Joseph’s post below raises some interesting questions about the "traditionalist" stool in America’s conservative coalition. In particular, it is interesting to note how he goes back and forth between "virtue conservatism" and "traditionalists."
There’s an interesting tension there. Any given tradition may or may not be supportive of virtue. Men being creatures of habit, prudent statesmen must respect tradition. But seventy-five years after FDR’s election, the American tradition ain’t what it used to be.
In short, are our "traditionalists" truly traditionalists? Or might there be a better label for them.
To push this line of thought a bit further, or perhaps in a slightly different direction, might there be a difference, perhaps only of focus, between the conservatism of Edmund Burke, and that of my namesake--John Adams.

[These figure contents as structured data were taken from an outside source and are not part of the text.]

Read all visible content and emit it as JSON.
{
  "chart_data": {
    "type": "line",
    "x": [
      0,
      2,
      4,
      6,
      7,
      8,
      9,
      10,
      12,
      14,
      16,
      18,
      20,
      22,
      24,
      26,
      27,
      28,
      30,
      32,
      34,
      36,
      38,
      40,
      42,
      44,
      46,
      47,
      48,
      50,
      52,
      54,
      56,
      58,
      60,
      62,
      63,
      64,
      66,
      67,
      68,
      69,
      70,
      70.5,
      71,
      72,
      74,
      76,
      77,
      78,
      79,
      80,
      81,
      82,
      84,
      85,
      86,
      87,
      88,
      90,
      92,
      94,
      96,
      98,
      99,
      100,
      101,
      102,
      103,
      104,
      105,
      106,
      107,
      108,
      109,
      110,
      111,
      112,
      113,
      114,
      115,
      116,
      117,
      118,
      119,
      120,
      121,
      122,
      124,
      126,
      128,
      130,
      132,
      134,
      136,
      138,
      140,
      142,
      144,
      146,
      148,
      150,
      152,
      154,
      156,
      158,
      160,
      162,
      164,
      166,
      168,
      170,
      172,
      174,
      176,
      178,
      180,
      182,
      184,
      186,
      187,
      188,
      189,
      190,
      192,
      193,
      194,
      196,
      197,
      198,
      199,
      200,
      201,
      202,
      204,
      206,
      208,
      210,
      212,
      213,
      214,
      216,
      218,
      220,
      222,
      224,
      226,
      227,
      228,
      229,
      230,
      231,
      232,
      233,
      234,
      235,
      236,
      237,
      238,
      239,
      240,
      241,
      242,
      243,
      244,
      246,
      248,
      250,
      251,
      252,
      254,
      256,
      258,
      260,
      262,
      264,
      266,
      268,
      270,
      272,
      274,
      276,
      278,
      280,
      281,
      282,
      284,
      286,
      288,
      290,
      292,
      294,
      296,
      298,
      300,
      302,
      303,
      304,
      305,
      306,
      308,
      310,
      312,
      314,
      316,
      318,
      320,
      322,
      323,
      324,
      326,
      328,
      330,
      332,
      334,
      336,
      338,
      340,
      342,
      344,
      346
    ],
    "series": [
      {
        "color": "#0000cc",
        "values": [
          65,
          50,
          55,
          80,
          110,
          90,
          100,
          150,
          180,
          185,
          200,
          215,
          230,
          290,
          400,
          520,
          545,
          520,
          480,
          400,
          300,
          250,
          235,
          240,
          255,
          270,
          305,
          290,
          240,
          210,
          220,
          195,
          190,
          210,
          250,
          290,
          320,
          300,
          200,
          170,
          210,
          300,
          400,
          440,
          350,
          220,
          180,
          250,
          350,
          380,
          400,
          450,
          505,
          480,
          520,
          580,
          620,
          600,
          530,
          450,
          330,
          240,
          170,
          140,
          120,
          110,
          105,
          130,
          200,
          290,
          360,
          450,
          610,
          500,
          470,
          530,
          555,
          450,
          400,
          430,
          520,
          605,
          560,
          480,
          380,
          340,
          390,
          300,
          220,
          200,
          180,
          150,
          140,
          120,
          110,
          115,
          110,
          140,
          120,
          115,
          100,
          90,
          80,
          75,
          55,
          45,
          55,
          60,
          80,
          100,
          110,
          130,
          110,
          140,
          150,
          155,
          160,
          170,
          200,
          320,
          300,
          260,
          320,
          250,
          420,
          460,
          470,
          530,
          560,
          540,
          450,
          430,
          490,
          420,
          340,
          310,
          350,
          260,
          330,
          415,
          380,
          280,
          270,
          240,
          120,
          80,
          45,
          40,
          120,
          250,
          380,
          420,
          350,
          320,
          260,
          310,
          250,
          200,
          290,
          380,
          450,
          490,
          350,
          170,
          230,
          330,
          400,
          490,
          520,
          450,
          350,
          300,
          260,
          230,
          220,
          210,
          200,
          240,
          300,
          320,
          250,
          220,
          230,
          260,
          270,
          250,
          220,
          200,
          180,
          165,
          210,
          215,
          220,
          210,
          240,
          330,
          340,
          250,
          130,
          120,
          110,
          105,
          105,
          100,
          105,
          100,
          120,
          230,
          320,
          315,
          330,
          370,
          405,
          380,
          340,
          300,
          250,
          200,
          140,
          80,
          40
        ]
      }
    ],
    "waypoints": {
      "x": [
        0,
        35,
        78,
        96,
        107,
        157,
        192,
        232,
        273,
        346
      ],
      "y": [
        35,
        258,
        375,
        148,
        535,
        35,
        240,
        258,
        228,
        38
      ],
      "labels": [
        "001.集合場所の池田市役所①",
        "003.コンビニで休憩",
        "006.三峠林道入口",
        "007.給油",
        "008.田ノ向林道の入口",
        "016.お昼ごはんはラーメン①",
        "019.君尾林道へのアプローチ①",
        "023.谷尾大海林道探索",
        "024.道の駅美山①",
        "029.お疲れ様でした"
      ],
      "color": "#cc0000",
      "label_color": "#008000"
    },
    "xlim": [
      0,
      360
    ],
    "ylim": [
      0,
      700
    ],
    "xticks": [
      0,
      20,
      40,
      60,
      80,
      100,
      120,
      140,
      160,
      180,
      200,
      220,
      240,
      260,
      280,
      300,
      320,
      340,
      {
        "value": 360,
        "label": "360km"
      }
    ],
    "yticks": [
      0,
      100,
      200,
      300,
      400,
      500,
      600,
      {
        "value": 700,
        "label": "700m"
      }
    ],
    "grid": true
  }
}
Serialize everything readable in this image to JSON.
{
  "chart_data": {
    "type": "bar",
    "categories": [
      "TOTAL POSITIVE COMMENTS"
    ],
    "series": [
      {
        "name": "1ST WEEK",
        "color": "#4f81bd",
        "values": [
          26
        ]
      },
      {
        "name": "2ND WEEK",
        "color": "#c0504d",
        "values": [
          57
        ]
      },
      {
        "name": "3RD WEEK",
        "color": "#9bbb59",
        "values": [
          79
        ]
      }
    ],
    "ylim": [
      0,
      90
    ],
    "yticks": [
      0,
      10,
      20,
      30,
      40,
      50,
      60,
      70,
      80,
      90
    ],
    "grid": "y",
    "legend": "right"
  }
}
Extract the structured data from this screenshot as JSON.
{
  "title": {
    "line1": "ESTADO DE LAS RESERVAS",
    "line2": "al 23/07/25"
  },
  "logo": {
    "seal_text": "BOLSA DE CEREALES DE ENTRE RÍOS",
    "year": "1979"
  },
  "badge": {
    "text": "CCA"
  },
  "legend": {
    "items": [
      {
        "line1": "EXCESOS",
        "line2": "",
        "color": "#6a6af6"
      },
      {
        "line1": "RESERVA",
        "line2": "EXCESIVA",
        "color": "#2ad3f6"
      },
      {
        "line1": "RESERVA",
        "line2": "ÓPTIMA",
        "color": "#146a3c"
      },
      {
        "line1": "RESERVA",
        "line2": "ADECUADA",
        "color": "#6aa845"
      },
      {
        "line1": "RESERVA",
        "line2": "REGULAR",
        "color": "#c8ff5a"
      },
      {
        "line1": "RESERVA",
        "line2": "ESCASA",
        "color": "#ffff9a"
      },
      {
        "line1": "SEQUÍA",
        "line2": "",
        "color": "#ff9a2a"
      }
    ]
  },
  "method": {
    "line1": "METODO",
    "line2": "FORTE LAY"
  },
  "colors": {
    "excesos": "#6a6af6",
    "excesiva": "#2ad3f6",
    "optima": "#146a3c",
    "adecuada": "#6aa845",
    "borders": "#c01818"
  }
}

Burke defended English tradition, and as such opened the door to historicism. Adams’ situation and his approach were somewhat different. Viewing the French Revolution (an event that he predicted, as early as 1789 would cause substantial bloodshed), Adams suggested that the error was not, strictly speaking, disrespect for tradition, but rather disregard for the enduring truths about the human condition (among which was that men are creatures of habit, and thus it is very hard to change a nation). But perhaps that’s simply an artifact of Adams living in a county that made revolution in 1776 on the basis of natural right. The appeal was not so much to tradition, as it was to higher law.